The Booneville center has "a very dedicated staff that treats clients like family," she said, but "we also found inconsistent documentation and a need for some changes that I think the staff and the family of clients will embrace."

Disability Rights Arkansas Director Tom Masseau called the planned changes a "positive step forward" and said his organization will be monitoring the department's progress.

"A lot of these are cultural issues," Masseau said. "The staff are great, but they're so ingrained in, 'This is how we do things,' and change is difficult for people."

Disability Rights Arkansas' Jan. 14 report found 25 instances in September in which residents at the Booneville center, which had 122 residents at the time, were strapped to a padded board.

By comparison, such "mechanical" restraints were used three times each that month at the Jonesboro Human Development Center, which had 104 residents, and the Warren Human Development Center, which had 92 residents.

The Arkadelphia Human Development Center, which had 117 residents, didn't report any uses of such restraints that month, according to the disability group's report.

During the same month, the Booneville center reported 23 instances in which residents were given "chemical" restraints in the form of sedatives or other drugs.

That compared with two such instances at the Jonesboro center and no instances at the Arkadelphia or Warren centers.

The use of restraints was also cited in a January 2015 report by Disability Rights Arkansas that also noted the poor condition of some of the Booneville center's buildings and recommended its closure.

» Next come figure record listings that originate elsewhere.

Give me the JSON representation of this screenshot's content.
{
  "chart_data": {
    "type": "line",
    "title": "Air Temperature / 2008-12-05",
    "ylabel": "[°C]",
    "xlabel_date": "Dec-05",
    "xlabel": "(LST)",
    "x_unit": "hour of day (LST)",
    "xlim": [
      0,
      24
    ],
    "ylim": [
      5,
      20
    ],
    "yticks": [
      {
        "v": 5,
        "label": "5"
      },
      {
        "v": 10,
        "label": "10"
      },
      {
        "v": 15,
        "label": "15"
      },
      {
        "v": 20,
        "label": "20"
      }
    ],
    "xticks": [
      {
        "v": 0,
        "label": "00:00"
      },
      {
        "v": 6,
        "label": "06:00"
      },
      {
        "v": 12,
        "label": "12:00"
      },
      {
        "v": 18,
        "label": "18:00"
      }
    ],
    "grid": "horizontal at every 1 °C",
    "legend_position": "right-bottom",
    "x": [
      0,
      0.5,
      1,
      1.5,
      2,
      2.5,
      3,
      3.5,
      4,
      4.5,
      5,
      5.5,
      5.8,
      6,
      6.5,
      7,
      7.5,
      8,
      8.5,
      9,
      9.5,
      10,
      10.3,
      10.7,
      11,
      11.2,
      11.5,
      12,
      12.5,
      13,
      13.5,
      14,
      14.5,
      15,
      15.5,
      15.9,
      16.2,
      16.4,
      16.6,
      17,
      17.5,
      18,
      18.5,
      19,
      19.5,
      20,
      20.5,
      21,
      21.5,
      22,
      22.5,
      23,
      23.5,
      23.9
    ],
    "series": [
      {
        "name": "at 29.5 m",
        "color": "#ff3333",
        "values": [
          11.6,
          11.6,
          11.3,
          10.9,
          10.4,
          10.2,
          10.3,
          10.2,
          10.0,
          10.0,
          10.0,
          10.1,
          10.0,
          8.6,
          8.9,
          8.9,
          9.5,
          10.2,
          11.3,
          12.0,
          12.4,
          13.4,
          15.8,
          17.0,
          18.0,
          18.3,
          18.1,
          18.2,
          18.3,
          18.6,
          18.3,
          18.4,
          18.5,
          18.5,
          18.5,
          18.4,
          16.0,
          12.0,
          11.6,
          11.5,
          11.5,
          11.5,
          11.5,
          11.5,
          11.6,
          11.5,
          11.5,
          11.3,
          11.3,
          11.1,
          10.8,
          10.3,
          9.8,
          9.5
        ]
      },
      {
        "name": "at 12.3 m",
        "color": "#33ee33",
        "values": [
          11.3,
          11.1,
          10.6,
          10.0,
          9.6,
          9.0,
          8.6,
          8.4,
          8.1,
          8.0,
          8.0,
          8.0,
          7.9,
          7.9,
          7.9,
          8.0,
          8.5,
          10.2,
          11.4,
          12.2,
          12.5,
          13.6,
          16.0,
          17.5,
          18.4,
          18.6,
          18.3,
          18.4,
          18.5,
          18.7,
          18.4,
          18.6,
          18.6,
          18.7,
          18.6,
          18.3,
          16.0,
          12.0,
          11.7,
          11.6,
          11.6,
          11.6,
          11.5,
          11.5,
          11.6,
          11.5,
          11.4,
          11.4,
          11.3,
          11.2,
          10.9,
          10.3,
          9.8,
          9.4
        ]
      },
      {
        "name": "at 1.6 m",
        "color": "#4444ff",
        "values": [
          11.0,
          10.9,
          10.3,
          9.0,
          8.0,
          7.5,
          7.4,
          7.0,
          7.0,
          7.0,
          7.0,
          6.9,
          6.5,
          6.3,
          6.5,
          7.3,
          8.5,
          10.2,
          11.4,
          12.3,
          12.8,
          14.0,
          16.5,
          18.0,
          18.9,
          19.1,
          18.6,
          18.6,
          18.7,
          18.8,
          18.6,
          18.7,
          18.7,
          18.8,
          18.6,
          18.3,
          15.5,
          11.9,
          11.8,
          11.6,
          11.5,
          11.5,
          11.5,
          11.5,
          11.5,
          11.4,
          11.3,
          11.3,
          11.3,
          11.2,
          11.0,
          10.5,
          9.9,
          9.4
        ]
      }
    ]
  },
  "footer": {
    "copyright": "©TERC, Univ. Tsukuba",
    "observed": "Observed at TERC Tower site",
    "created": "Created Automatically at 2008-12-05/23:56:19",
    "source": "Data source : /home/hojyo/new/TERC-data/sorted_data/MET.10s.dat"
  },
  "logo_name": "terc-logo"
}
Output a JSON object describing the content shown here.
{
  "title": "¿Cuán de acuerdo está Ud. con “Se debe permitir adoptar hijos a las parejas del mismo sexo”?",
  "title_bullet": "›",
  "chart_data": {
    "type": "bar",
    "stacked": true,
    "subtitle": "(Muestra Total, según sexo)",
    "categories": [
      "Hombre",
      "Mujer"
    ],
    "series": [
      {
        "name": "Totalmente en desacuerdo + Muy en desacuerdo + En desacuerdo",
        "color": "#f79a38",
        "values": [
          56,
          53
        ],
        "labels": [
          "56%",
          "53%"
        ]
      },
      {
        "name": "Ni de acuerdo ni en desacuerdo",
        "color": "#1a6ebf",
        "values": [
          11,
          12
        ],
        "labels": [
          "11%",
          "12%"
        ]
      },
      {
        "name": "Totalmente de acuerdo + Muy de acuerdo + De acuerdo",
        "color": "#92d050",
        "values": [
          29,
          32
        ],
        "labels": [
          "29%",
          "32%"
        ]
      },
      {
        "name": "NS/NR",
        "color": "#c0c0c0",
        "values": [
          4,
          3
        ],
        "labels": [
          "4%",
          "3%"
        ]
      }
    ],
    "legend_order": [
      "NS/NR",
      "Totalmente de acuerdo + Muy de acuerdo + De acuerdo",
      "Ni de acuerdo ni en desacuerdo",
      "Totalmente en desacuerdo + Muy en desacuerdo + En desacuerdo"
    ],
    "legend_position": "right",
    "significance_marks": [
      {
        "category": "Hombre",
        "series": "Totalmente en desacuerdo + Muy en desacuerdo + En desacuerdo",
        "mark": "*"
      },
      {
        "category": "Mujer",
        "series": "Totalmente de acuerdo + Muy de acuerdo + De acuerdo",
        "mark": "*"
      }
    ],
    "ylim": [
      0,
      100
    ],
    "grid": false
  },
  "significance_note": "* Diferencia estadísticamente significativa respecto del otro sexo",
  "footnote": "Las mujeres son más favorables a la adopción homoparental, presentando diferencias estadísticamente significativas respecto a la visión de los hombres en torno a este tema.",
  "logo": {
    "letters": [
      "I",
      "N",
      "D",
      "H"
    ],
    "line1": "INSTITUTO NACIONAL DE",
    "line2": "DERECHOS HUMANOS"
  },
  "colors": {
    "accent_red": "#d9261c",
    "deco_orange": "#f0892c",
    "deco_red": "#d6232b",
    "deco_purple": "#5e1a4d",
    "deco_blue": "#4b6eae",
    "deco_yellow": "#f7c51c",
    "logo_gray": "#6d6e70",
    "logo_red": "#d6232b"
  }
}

In response to that report, the state adopted policies to give staff members more "non-physical de-escalation" approaches and ways to set "appropriate limits that help calm behaviors," according to a Human Services Department statement.

All human development center staffs will be trained on the techniques by the end of this month, department spokesman Amy Webb said Monday.

A Jan. 26 report by Disability Rights Arkansas focused on the death of Shateria Diggs, who had been physically restrained more than 40 times, for a total of almost 37 hours, from January 2014 to February 2015.

Her death on Feb. 26, 2015, came after she threw up and choked on cereal in a TV room.

Although Diggs had been taking anti-seizure medication, a psychiatrist in December 2014 reported that the attacks were "likely pseudo seizures" and diagnosed her with "factitious disorder," indicating she was faking the seizures, according to the Disability Rights Arkansas report.

Diggs' treatment plan called on the staff to ignore Diggs' jerks and twitches during the seizurelike episodes but to monitor her using their peripheral vision.

A supervisor who found Diggs on the floor told the advocacy group that she assumed Diggs was faking a seizure and wasn't sure whether she needed medical attention, according to the group's report. The supervisor was quoted as saying she was uncomfortable attempting to distinguish between a medical emergency and fake seizures.